Pareto optimum didasarkan pada kriteria utilitas: jika sesuatu menghasilkan atau menghasilkan keuntungan, kenyamanan, buah atau bunga tanpa merugikan orang lain, itu akan membangkitkan proses alami yang memungkinkan mencapai titik optimal. Dalam pengertian ini, Vilfredo Pareto berusaha untuk secara ilmiah menentukan di mana kesejahteraan terbesar yang dapat dicapai dari suatu masyarakat.

Solusi yang ditemukannya melalui optimal adalah bahwa kemakmuran bersama maksimum diperoleh ketika tidak ada orang yang dapat meningkatkan kesejahteraannya dalam pertukaran tanpa merugikan orang lain.
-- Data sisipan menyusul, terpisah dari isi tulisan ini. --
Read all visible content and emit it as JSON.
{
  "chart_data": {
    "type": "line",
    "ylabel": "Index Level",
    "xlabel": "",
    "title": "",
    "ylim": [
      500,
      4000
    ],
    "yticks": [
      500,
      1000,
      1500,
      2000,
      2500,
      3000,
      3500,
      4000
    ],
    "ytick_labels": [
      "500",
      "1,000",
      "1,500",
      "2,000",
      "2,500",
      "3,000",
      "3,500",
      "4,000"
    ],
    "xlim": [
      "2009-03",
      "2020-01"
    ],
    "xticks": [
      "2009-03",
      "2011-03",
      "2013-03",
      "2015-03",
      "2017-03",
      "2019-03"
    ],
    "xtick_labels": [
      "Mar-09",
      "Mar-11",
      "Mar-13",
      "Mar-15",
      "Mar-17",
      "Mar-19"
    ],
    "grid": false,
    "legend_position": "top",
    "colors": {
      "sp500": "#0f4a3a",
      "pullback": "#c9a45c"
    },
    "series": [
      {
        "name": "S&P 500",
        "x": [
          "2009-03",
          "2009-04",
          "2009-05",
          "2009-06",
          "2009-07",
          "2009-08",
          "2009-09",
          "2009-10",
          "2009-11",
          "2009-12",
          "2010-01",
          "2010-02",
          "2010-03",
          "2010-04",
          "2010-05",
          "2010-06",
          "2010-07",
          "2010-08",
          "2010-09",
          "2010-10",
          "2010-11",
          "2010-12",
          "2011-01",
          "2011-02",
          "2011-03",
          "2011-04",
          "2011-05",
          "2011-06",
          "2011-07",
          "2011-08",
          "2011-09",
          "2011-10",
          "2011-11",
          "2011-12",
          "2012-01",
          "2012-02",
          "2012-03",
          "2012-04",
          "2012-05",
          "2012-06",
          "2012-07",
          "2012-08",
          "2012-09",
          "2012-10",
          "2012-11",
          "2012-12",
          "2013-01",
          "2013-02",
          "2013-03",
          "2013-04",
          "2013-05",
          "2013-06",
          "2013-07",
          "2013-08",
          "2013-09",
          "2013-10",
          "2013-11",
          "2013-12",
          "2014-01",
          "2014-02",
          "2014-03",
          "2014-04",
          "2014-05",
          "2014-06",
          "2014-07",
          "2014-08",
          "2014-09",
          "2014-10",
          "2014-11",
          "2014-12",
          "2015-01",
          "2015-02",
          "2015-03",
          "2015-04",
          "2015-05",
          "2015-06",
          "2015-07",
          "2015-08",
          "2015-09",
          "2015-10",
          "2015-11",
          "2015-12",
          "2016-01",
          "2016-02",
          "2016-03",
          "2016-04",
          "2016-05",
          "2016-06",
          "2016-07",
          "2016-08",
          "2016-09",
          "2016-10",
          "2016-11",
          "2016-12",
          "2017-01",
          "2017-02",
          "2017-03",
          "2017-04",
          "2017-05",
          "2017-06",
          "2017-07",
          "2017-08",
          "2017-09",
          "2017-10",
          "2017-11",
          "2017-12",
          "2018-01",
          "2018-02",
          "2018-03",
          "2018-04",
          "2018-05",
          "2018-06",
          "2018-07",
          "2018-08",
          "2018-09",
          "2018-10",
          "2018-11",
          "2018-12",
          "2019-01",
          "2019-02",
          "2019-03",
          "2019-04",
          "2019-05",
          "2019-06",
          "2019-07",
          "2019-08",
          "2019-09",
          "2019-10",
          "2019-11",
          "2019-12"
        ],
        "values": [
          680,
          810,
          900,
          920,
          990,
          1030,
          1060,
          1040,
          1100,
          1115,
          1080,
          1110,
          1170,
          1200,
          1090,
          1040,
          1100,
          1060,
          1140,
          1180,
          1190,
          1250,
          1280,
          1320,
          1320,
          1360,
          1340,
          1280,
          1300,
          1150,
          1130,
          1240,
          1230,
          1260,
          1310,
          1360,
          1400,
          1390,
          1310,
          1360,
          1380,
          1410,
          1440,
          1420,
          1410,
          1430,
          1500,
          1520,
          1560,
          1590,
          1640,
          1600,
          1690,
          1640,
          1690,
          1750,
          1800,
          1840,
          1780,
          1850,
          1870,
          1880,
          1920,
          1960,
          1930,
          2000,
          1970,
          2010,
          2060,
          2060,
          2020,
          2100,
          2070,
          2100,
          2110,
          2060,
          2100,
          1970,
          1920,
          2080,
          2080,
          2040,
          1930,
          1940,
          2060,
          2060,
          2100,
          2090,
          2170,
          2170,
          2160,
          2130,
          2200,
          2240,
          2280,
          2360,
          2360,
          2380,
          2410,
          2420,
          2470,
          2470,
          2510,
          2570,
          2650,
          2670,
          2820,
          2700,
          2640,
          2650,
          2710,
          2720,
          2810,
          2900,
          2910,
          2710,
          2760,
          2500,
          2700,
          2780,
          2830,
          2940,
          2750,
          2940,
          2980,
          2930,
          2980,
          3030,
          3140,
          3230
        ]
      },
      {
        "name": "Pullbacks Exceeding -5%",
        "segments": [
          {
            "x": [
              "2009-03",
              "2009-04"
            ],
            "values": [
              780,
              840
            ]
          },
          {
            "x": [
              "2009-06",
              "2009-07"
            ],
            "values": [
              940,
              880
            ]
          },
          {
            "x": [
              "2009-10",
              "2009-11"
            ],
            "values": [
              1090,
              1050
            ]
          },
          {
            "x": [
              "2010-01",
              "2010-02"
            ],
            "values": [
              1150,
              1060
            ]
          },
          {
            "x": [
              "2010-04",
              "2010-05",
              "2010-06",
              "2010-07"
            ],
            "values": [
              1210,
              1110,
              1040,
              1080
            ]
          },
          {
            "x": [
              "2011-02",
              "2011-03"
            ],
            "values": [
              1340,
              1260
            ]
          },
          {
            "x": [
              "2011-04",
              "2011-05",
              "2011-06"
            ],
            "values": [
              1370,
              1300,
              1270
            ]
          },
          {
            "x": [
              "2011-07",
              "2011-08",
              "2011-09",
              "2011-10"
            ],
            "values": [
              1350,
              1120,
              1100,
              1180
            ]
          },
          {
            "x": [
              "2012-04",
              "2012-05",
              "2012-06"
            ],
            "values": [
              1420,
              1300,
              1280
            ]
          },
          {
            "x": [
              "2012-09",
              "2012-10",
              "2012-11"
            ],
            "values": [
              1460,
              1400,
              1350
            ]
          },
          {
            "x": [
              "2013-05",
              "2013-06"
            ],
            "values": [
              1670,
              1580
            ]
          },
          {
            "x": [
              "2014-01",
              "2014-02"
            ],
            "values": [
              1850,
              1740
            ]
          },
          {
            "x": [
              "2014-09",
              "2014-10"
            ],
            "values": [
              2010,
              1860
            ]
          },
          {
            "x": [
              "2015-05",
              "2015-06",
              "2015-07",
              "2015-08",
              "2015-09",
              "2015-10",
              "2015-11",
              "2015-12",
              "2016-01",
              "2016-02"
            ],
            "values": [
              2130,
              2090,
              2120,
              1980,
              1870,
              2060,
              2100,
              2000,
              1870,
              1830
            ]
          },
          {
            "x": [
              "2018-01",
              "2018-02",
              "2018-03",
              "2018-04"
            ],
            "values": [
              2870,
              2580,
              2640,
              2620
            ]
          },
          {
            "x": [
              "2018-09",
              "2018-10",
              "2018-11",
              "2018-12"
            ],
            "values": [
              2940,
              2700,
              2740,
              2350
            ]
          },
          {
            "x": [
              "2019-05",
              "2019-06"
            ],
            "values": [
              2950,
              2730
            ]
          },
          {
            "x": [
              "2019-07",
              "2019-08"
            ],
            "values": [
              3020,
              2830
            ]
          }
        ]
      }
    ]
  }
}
Atau, apa sama, jika utilitas satu individu meningkat, tanpa utilitas lain menurun, kesejahteraan sosial individu meningkat.

Kesejahteraan ekonomi tergantung pada fungsi utilitas individu yang membentuk masyarakat. Keuntungan, di sisi lain, didasarkan pada jumlah barang yang ada di pasar; dan mereka – jumlah barang – ditentukan oleh tingkat produksi dan konsumsi suatu perekonomian.

Akibatnya, maksimalisasi kesejahteraan akan memiliki hubungan yang erat baik dengan penggunaan sumber-sumber produktif ekonomi secara optimal maupun dengan kondisi optimalisasi konsumsi.

Dalam optimum Pareto dipahami bahwa sumber daya didistribusikan secara efisien. Padahal, adanya alokasi yang efisien menurut Pareto merupakan salah satu prinsip dasar dari teorema kesejahteraan pertama. Ada beberapa syarat yang diperlukan untuk mencapai kesejahteraan ekonomi ini:

  • Efisiensi dalam pendistribusian barang antar konsumen
  • Efisiensi dalam alokasi faktor antar perusahaan
  • Efisiensi dalam alokasi faktor antar produk.

Keseimbangan Nash

Representasi dari pareto optimum

Misalkan kita memiliki dua orang (f1 dan f2) di antaranya untuk mendistribusikan serangkaian barang. Angka 1 (P1) artinya F1 terdistribusi lebih banyak dari F2, tetapi semuanya terdistribusi. Di Poin 2 (P2) mereka juga didistribusikan semua tetapi diberikan lebih banyak ke f2 daripada ke f1.

Dalam ilmu ekonomi, kerugian, kerugian atau kerusakan yang ditimbulkan dalam hal ini kepada orang lain disebut dengan biaya efisiensi, hal ini terjadi ketika Anda berpindah dari Titik 1 (P1) ke Titik 2 (P2) atau sebaliknya. Sementara f2 membaik, f1 memburuk. Keduanya adalah Pareto optimal, karena setiap kali Anda mencoba meningkatkan yang satu, Anda akan memperburuk yang lain.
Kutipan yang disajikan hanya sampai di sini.